FIG. 11 shows current measurement IC ACS724KMATR. It helps monitor the current flow to and from the batteries which can help to know the SOC of the batteries while being charged or discharged

Claims
  • 1. Design and Demonstrate Hybrid Low temperature Battery (HLTB) that can improve performance and lifetime of battery working in cold temperature with reduced cost.

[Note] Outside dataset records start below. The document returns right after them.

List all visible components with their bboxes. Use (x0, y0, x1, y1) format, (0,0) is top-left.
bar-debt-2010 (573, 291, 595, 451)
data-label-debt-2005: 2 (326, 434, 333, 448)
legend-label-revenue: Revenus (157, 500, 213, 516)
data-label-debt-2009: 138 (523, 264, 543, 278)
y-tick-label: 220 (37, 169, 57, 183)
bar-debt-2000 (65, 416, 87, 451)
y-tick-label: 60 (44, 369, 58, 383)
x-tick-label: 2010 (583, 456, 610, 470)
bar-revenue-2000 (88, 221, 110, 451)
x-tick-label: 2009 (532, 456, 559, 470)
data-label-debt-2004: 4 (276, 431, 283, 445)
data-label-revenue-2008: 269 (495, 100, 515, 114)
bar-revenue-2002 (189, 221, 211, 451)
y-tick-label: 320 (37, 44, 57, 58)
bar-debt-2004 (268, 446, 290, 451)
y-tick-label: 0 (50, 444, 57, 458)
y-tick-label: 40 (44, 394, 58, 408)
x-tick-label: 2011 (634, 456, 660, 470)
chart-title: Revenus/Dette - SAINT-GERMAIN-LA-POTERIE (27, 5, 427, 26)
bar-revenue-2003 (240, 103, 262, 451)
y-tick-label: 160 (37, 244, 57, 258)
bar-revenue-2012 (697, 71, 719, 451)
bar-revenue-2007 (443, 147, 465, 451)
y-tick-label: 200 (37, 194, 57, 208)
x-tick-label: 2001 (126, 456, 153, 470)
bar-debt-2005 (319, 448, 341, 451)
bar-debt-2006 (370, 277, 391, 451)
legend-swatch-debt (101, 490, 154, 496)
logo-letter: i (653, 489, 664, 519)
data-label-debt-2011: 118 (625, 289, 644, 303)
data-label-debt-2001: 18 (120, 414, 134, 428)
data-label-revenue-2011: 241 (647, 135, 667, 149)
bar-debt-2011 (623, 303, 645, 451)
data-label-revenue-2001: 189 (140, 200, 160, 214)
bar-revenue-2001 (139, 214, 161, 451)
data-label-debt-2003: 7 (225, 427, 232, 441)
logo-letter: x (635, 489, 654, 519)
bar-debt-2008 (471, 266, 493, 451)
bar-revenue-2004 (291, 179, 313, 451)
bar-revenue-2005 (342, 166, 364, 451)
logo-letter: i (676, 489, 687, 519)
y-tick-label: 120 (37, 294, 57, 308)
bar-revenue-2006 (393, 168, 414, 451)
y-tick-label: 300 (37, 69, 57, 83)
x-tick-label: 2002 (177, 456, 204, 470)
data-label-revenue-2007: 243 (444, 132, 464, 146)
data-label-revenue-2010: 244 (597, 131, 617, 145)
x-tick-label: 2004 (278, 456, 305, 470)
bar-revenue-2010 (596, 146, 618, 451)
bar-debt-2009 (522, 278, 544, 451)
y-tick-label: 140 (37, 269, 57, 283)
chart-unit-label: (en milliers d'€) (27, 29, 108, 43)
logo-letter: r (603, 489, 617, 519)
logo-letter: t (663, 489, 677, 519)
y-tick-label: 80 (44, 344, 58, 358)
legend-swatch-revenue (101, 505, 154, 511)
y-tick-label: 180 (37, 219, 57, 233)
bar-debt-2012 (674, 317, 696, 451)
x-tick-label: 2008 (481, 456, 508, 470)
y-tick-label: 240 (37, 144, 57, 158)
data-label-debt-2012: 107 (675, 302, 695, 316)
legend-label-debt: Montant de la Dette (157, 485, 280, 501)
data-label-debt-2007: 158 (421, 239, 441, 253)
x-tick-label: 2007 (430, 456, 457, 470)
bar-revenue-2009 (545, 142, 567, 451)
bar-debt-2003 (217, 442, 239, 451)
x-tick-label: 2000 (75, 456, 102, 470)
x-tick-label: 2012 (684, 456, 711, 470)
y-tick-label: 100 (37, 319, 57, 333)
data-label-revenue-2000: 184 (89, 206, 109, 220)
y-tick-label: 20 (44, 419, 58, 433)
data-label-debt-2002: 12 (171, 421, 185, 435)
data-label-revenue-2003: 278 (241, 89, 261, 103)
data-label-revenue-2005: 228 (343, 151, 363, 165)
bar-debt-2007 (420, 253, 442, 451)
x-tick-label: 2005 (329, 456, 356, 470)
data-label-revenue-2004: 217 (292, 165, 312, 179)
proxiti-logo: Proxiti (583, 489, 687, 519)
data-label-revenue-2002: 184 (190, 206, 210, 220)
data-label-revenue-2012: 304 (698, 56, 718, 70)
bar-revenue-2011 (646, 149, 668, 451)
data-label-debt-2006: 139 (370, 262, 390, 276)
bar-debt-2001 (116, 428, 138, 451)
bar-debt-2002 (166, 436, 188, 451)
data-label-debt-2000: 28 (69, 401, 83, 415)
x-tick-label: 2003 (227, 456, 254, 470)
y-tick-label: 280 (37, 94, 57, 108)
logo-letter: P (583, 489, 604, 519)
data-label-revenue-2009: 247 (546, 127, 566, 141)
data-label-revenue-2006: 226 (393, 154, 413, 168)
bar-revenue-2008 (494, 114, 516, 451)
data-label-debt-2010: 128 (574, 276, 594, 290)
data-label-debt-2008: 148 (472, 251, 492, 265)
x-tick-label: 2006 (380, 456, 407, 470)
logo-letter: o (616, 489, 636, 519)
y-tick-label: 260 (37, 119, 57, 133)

The hybrid battery system comprising: A group of Normal temperature battery (NTB), said normal temperature rechargeable battery only can work at environment with over −20 Celsius degree, including positive and negative terminals; a group of Low/ultralow Temperature Battery (LTB), said having much lower working temperature range than NTB, and lower capacity build up in the HLTB, only discharge to the heater attached to NTB, including positive and negative terminals; and an insulated housing which is normally closed with a removeable cover, is able to prevent the heat loss to the environment to accelerate the temperature to reach the optimum working range of NTB, the NTB and LTB being positioned in the housing, the housing having positive and negative terminal for charge and discharge, the positive terminal of housing being connected to the positive of NTB, and the negative terminal of the housing being connected to the negative terminals of NTB. A one-way heat-pipe, placed in the housing to dampe the extra heat to the environment while the heat generated by NTB is unnecessary and the temperature of NTB is close to its up limit, is able to protect the NTB from overheat, and an intelligent control unit, managing both NTB and LTB depending on the temperature data acquired via temperature sensors attached to the out surface of housing, NTB (even inside), LTB.
  • 2. A hybrid power supply in accordance with claim 1, wherein: said the HLTB is suitable as starter battery for vehicle driven by convectional fuel, or energy storage for vehicle driven by electric motor, and stationary energy storage in cold climate for distributed energy, renewable energy, a back up energy.
  • 3. A hybrid power supply in accordance with claim 1, wherein: said NTB cells each have a substantially identical nominal voltage.
  • 4. A hybrid power supply in accordance with claim 1, wherein: said LTB cells each have a substantially identical nominal voltage.
  • 5. A hybrid power supply in accordance with claim 1, wherein: The NTB and LTB have different working temperature range, where the LTB has much lower discharge temperature limit than the secondary battery.
  • 6. A hybrid power supply in accordance with claim 1, wherein: said NTB cell has less cost for energy storage than said LTB cell.
  • 7. A hybrid power supply in accordance with claim 1, wherein: said NTB can be any type of electrochemical rechargeable battery including lithium ion battery, lead acid battery, etc. which can work at normal temperature range with relatively low cost.
  • 8. A hybrid power supply in accordance with claim 1, wherein: said LTB can be any type of electrochemical rechargeable energy storage device that has much lower working temperature than NTB, including battery, and capacitor.
  • 9. A hybrid power supply in accordance with claim 1, wherein: said LTB is only discharging to the heater attached to the NTB, and it stops working once the temperature of NTB is heated up to its working range.
  • 10. HLTB develop Intelligent Battery Management System (IBMS) to monitor temperature and state of charge (SOC) for both NTB and LTB battery cells, calculate the available capacity, control the start of NTB and LTB batteries, balance the cells and communicate with the load side.
  • 11. Intelligent Battery Management System which includes two battery management circuits with temperature sensor reading and can work under −40 Celsius degree.
  • 12. The battery and heater combination of claim in which the thermostatically controlled switch can be adjusted via controlling software via developed battery management system in claim 11.